At an Atlantic County, New Jersey, high school basketball game, students from Holy Spirit High School dressed as a monkey and a banana in order to distract a free throw shooter from Atlantic City High School. The dress-up distraction now elicits charges of racism.
The skit under the basket also included another student as a cowgirl and a fourth as a bumblebee, but that did not deter the Cape Atlantic League’s board of referees, which told NBC10 that the skit was inappropriate, and said it had reprimanded the game’s referees. The students from Holy Spirit held up a shower curtain to hide several spectators who would jump out to distract Atlantic City free-throwers.

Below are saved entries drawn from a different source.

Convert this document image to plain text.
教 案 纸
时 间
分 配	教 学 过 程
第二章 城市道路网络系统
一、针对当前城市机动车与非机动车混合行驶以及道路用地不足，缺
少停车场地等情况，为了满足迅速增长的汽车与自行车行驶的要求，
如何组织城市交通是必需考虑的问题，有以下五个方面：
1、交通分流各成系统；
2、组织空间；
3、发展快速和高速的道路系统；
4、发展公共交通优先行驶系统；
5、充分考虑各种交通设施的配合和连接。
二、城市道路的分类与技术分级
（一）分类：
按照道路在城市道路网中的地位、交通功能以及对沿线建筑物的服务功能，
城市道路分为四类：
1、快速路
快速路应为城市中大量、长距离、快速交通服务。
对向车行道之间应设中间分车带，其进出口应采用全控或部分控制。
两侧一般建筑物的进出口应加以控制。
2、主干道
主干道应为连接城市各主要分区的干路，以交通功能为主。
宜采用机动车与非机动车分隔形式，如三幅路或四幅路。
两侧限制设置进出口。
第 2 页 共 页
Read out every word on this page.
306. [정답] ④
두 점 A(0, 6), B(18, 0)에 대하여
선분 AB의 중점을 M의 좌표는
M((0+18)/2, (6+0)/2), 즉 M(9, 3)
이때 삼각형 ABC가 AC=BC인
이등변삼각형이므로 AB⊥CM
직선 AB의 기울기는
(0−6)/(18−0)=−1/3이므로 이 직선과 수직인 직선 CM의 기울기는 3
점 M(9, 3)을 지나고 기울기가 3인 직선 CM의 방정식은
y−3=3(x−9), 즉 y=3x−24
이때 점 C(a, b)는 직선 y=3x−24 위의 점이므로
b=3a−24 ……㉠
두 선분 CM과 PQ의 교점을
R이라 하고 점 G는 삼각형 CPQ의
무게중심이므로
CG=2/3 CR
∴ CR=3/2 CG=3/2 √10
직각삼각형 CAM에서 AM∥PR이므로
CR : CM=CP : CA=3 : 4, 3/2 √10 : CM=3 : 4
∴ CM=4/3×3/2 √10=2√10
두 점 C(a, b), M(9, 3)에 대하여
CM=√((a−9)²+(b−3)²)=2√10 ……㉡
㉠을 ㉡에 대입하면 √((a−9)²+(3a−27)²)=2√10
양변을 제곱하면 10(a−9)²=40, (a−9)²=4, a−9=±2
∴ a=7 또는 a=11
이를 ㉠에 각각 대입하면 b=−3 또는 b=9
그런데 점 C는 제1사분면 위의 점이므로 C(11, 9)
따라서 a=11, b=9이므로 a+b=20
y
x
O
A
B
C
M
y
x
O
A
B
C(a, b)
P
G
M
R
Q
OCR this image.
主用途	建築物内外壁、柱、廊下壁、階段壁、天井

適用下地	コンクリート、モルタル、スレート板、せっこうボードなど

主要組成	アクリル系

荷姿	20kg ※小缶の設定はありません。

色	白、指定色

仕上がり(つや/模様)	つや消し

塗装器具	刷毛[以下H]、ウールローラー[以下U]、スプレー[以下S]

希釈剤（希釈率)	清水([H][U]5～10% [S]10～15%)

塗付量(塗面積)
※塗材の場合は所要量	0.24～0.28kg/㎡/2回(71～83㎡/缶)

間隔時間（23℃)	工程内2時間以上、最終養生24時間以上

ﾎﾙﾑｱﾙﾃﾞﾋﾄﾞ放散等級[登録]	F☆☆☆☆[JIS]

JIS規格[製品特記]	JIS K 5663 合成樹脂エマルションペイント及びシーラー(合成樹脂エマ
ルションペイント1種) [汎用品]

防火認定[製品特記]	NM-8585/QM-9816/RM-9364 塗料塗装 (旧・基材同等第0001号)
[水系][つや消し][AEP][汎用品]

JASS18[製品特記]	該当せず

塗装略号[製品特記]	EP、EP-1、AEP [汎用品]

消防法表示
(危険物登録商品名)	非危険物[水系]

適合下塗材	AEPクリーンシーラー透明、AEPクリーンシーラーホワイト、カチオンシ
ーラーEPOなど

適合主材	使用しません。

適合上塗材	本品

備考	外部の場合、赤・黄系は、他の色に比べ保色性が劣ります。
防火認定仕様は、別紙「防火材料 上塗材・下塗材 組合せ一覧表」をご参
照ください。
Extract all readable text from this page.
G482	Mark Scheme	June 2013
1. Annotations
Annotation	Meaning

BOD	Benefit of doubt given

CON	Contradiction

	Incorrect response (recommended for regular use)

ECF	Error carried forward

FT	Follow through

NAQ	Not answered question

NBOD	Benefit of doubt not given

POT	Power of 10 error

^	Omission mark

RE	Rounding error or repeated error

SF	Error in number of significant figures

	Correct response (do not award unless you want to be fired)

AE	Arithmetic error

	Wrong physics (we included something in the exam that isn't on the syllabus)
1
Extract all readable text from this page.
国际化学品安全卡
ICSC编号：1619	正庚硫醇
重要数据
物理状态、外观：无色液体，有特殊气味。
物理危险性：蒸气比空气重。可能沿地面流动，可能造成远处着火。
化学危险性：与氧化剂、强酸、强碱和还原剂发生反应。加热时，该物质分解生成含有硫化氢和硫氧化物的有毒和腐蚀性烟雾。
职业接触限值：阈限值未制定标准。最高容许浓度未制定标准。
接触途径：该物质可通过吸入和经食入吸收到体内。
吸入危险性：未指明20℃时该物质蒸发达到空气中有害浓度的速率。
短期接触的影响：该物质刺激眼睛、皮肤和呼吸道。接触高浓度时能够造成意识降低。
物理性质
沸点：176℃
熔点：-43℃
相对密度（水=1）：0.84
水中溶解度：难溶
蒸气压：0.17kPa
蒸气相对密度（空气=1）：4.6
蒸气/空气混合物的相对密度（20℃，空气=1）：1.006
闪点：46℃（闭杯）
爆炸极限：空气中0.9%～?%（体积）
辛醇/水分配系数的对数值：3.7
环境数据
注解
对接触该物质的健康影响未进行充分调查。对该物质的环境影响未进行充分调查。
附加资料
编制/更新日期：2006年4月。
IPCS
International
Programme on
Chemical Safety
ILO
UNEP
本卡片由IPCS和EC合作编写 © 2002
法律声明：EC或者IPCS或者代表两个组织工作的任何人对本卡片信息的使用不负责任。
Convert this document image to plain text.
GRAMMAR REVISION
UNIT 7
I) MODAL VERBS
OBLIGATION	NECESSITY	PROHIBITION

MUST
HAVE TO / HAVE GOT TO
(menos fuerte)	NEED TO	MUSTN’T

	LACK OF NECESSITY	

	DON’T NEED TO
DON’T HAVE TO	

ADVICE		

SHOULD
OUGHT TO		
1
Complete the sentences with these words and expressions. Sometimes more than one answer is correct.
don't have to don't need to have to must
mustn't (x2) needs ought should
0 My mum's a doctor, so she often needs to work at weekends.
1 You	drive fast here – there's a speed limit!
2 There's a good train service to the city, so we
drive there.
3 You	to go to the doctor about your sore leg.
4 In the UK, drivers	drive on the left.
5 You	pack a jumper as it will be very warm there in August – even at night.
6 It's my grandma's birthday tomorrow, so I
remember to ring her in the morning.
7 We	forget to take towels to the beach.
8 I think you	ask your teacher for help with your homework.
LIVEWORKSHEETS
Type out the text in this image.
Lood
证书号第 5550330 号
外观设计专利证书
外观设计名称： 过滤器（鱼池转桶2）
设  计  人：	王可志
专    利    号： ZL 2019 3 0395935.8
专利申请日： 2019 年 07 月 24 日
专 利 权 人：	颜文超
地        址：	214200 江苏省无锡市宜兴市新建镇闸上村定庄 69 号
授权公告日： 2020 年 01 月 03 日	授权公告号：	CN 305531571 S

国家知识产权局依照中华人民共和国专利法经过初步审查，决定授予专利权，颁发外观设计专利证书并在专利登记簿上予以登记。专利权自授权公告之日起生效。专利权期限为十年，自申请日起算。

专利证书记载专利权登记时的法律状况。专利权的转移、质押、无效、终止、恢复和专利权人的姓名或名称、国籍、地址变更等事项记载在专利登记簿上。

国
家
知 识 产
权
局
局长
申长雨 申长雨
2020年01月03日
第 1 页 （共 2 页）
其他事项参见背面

Even though it is unlikely the actions sprang from racism, as four-fifths of the starting team for Holy Spirit is black, Anthony Nistico, the Atlantic City Athletic Director, spouted, “What I am appalled at is there are adults there that let this happen. These two students were allowed to walk into the gym in these costumes and with this shower curtain. What were the adults thinking? Where were the refs?” He added, “Because it is Black History Month, it makes it even more offensive and insensitive. It’s unfortunate that it would happen in this day and age.”
Holy Spirit Coach Jamie Gillespie said:
There’s absolutely nothing that was intended to be racial whatsoever. It was a group of kids trying to have fun with something they saw on television. There was no malice there whatsoever. If anybody wants to make it out to be that, it’s not. We have a respectable school community. We have four of our starters that are African-American kids. I mean, come on. That’s not what that’s about. It was just kids not thinking through what their perception should be, but there was absolutely nothing racial and somebody is making something racial about it.
Jay Connell, Holy Spirit’s athletic director, responded to the incident with a statement, which read: “I am not going kick anyone out of school or whip anybody. All I can do is apologize; I can’t take it back. There is no punishment. The punishment is that it will be an event that will not happen again, and that is the punishment for Holy Spirit.”
The Press of Atlantic City reported that parents and fans of the Holy Spirit team met an Atlantic City assistant coach after the game to apologize for the incident.
In the end, the distractions did not matter. Atlantic City beat Holy Spirit, 54-53.